Protein sequence sampling and prediction from structural data

Abstract

The increasing integration between protein engineering and machine learning has led to many interesting results. A problem still to solve is to evaluate the likelihood that a sequence will fold into a target structure. This problem can be also viewed as sequence prediction from a known structure.

In the current work, we propose improvements in the recent architecture of Geometric Vector Perceptrons [1] in order to optimize the sampling of sequences from a known backbone structure. The proposed model differs from the original in that there is: (i) no updating in the vectorial embedding, only in the scalar one, (ii) only one layer of decoding. The first aspect improves the accuracy of the model and reduces the use of memory, the second allows for training of the model with several tasks without incurring data leakage.

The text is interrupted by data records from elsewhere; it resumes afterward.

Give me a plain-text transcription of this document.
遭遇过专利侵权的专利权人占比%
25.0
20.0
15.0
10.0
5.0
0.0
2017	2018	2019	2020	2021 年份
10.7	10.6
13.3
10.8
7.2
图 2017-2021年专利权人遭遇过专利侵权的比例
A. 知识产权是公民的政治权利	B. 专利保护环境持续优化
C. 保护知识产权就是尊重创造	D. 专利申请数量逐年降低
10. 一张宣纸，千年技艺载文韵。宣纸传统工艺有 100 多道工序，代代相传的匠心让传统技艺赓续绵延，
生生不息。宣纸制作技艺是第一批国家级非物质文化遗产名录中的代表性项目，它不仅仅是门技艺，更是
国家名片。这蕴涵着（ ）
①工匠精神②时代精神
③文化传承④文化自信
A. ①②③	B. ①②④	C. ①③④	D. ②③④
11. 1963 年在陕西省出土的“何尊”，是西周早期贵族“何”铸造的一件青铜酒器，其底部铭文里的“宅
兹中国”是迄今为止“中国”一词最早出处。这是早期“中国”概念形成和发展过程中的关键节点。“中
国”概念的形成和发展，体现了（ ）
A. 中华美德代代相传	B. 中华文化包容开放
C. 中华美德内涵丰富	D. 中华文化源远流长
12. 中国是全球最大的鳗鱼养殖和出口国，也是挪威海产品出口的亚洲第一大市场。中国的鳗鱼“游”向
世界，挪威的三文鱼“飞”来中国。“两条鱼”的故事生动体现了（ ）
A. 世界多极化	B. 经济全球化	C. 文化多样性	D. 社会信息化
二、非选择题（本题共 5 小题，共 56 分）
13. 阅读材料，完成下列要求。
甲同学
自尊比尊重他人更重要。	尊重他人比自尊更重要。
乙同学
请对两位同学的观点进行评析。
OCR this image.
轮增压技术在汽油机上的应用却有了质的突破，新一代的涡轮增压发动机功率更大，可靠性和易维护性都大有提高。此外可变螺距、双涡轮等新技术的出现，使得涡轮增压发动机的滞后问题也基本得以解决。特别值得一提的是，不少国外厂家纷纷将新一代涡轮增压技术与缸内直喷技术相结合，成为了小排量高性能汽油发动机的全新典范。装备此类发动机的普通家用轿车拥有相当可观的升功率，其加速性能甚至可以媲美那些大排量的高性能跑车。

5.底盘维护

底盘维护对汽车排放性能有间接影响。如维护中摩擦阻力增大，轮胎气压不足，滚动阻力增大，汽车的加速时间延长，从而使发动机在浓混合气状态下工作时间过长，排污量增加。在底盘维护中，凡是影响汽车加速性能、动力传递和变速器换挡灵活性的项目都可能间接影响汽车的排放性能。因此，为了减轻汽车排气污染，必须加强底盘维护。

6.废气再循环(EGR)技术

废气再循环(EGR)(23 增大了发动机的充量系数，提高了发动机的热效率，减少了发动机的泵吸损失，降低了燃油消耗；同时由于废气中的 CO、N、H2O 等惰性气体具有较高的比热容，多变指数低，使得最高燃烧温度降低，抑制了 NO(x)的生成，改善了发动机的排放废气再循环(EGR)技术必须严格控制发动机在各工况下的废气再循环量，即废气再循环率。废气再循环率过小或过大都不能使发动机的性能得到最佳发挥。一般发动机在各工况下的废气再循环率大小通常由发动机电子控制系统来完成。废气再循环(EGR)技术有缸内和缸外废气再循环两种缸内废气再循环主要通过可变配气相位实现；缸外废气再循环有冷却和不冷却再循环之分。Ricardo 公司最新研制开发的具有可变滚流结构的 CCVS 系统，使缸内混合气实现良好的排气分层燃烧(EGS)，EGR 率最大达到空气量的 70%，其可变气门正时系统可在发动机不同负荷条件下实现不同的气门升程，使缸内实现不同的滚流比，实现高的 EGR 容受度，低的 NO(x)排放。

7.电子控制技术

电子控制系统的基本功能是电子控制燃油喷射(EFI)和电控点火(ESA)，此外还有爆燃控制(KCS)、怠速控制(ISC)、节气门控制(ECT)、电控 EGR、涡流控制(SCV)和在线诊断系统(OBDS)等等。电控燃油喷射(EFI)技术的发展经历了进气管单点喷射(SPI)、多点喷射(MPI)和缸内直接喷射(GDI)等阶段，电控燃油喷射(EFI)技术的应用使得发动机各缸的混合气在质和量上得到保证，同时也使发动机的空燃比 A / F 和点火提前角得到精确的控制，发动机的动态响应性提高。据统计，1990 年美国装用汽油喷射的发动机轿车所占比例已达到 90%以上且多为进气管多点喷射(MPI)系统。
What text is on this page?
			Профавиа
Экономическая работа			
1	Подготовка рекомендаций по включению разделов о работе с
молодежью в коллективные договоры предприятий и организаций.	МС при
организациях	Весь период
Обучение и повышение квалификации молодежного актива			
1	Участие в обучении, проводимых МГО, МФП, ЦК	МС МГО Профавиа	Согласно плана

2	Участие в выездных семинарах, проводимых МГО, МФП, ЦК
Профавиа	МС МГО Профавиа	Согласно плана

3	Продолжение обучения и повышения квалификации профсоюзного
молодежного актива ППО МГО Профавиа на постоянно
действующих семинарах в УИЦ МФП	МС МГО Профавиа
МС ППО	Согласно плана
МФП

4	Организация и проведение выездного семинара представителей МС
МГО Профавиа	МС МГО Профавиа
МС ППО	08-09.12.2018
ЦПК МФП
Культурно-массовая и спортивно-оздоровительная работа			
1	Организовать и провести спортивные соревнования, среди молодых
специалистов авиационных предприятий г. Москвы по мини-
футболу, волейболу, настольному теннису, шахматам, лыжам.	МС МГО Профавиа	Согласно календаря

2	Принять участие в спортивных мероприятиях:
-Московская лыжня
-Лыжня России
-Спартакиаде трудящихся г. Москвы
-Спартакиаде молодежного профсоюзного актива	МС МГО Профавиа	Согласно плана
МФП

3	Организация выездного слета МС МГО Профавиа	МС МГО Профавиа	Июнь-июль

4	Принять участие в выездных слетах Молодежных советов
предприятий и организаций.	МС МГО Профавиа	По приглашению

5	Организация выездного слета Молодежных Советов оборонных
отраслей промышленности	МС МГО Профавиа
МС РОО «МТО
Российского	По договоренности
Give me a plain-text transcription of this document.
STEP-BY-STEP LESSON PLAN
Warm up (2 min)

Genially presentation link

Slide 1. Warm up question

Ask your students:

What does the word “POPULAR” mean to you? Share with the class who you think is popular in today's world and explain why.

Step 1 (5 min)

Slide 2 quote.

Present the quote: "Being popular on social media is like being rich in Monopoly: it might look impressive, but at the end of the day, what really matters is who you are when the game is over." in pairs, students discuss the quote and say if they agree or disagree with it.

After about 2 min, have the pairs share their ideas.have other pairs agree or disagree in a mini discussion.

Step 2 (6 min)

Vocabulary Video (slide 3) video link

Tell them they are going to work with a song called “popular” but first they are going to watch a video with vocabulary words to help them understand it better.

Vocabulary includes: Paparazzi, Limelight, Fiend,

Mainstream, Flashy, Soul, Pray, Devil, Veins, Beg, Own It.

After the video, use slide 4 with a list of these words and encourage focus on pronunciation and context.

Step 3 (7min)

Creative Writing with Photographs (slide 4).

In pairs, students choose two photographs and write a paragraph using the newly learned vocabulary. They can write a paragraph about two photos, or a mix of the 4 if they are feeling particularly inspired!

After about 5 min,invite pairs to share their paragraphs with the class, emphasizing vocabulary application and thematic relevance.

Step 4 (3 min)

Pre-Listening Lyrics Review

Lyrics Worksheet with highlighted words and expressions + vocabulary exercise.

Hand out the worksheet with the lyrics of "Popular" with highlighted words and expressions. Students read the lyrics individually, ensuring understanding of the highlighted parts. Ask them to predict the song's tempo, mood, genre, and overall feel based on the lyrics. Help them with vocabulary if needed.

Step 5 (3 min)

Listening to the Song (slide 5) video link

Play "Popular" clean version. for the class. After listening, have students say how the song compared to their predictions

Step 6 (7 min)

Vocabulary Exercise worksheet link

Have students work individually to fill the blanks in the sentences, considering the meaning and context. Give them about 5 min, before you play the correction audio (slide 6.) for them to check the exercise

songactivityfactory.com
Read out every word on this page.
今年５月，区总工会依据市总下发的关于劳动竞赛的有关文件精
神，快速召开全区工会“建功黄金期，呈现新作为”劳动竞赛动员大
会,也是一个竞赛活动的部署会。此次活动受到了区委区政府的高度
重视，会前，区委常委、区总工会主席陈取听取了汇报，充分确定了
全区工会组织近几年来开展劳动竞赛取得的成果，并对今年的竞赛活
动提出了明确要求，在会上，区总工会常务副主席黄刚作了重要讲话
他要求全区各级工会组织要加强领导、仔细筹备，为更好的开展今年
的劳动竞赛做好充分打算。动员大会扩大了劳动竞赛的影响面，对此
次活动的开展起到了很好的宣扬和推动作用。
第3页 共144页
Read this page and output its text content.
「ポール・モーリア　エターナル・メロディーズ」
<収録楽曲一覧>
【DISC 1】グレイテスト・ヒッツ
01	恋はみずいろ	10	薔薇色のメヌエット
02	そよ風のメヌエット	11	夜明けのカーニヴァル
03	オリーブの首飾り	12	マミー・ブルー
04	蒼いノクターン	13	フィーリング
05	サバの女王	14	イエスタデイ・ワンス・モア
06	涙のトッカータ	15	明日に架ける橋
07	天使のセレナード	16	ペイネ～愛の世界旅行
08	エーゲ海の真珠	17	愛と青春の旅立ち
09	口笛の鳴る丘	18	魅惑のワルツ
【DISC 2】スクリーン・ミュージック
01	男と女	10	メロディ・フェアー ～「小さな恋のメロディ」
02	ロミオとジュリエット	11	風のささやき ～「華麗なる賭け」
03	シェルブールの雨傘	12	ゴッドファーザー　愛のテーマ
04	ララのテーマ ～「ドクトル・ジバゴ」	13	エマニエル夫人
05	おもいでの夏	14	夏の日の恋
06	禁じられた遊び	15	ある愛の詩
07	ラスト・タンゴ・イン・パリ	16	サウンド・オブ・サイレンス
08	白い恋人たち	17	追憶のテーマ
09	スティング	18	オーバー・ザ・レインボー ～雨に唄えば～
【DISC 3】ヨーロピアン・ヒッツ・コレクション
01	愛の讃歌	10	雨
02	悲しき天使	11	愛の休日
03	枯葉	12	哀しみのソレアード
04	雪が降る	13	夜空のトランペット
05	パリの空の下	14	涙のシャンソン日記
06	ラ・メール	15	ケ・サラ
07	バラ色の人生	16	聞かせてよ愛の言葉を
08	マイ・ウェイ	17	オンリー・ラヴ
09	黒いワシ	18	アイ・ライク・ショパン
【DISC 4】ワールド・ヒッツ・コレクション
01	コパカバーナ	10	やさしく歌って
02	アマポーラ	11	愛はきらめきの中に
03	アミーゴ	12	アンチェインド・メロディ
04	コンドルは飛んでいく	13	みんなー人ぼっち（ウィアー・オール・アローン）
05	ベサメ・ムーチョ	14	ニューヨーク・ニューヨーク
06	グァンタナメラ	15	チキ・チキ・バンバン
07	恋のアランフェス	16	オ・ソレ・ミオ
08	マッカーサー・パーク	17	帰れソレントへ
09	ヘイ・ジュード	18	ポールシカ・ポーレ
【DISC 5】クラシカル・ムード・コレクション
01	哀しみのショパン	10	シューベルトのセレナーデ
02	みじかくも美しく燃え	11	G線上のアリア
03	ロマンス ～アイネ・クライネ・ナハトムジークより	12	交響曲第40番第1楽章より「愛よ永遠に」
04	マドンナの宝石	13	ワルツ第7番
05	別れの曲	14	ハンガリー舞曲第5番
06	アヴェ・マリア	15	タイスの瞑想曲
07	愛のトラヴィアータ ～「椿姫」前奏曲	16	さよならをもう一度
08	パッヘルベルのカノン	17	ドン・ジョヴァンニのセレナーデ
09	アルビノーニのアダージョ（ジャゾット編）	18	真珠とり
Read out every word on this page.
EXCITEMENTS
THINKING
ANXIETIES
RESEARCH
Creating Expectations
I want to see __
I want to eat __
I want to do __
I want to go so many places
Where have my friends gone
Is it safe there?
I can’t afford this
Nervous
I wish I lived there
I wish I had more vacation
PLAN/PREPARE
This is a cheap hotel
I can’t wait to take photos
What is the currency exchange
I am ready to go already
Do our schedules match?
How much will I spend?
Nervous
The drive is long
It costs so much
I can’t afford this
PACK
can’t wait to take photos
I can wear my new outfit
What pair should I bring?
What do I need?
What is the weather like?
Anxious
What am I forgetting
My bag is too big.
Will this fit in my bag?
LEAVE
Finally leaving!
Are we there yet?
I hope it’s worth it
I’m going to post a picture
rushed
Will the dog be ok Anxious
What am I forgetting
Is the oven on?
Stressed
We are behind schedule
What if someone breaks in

We treat the trained classifier as an Energy-Based Model and sample sequences by sampling amino acids in a non-autoreggresive manner in the empty positions of the sequence using energy-guided criteria and followed by random mutation optimization. We improve the median identity of samples from 40.2% to 44.7%.

An additional question worth investigating is whether sampled and original sequences fold into similar structures independent of their identity. We chose proteins in our test set whose sampled sequences show low identity (under 30%) but for which our model predicted favorable energies. We used AlphaFold [2, 3] and observed that the predicted structures for sampled sequences highly resemble the predicted structures for original sequences, with an average TM-score of 0.84.